After the Battleford Bridge was closed to through highway traffic in 2003, the town of Battleford bought it and hired Associated Engineering to monitor and maintain it. In 2013, Associated Engineering inspected the bridge and determined that concrete needed to be repaired and some of the re-enforced steel needed to be replaced. Vector Construction was hired at a cost of $100,000 to do the work. A 10-year management plan was initiated by Associated Engineering in 2018 for the financial planning of operations, maintenance, and rehabilitation of the bridge.
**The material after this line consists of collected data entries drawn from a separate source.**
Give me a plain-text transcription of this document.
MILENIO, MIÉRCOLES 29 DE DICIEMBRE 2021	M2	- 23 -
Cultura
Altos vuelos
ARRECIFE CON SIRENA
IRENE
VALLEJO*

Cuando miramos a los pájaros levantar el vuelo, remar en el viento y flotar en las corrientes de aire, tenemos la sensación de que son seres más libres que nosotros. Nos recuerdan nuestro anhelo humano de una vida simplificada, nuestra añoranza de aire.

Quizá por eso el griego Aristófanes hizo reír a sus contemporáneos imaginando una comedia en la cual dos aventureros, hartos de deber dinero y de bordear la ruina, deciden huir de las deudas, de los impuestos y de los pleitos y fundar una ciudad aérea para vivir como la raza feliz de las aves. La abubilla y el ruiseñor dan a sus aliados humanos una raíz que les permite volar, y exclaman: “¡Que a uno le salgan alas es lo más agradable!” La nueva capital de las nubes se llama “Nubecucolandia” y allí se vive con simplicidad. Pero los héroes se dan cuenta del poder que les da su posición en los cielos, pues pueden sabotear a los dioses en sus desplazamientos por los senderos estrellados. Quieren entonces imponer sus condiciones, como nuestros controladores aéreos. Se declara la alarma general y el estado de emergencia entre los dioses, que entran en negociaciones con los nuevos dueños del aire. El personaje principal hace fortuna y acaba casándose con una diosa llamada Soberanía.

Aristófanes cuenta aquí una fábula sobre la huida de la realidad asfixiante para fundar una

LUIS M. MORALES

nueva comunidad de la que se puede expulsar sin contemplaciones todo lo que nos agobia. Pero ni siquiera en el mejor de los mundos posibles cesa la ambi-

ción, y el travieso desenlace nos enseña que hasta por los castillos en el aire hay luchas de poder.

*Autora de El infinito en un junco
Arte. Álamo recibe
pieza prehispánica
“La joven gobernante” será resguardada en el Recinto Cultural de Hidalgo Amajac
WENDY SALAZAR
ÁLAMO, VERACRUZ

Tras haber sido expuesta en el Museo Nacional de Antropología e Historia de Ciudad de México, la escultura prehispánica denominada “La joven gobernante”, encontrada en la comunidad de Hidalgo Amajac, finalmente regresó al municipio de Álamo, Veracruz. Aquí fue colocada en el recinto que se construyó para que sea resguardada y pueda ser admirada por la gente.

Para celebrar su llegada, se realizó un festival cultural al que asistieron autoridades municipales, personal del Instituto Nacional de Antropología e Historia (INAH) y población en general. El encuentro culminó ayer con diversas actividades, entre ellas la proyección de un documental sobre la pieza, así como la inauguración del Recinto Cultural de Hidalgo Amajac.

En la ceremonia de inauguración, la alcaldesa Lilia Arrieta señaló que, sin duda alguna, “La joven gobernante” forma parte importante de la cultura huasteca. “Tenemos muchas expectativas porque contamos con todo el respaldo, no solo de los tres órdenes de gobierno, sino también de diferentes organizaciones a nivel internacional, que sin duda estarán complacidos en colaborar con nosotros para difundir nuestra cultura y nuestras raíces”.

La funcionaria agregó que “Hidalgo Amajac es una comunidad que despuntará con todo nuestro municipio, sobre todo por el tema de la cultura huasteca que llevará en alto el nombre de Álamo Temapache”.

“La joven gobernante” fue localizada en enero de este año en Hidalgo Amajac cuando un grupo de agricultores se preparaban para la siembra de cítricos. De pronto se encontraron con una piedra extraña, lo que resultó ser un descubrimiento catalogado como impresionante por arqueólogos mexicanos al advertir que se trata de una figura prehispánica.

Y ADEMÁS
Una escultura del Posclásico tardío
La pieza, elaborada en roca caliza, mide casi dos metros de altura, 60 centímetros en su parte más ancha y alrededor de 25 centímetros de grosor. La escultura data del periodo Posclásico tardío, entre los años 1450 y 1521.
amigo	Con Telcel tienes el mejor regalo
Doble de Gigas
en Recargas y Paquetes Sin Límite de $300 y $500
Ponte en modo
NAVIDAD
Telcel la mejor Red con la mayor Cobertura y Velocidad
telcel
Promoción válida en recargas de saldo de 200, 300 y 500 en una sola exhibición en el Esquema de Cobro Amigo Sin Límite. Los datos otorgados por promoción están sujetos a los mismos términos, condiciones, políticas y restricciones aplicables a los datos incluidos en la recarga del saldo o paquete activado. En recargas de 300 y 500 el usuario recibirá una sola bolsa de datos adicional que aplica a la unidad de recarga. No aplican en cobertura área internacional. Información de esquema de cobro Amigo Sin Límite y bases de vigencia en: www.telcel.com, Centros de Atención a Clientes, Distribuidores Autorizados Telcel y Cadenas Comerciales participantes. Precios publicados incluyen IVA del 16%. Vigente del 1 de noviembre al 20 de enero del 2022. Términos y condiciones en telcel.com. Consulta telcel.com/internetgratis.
In July 2020, the north Battleford Bridge was closed due to structural concerns because of "unexpectedly high water levels from heavy rainfall in early July" that caused erosion. The south bridge, however, remained open. During the summer 2021, the north bridge was temporarily re-opened to pedestrians after some upgrades and improvements.

Rehabilitation of the north bridge began in 2022 following recommendations from Associated Engineering. The town of Battleford awarded Hipperson Construction of Regina the contract to repair the bridge. The total cost to repair the bridge was $3.6 million, which was split between the three levels of government. Work done to the north bridge included reshaping the eroded bridge abutment slope, increasing the length of the jump span, and new guardrails. Work on the south bridge included installing new guardrails and being upgraded to carry heavier loads. The bridge rehabilitation project was finished in June 2023.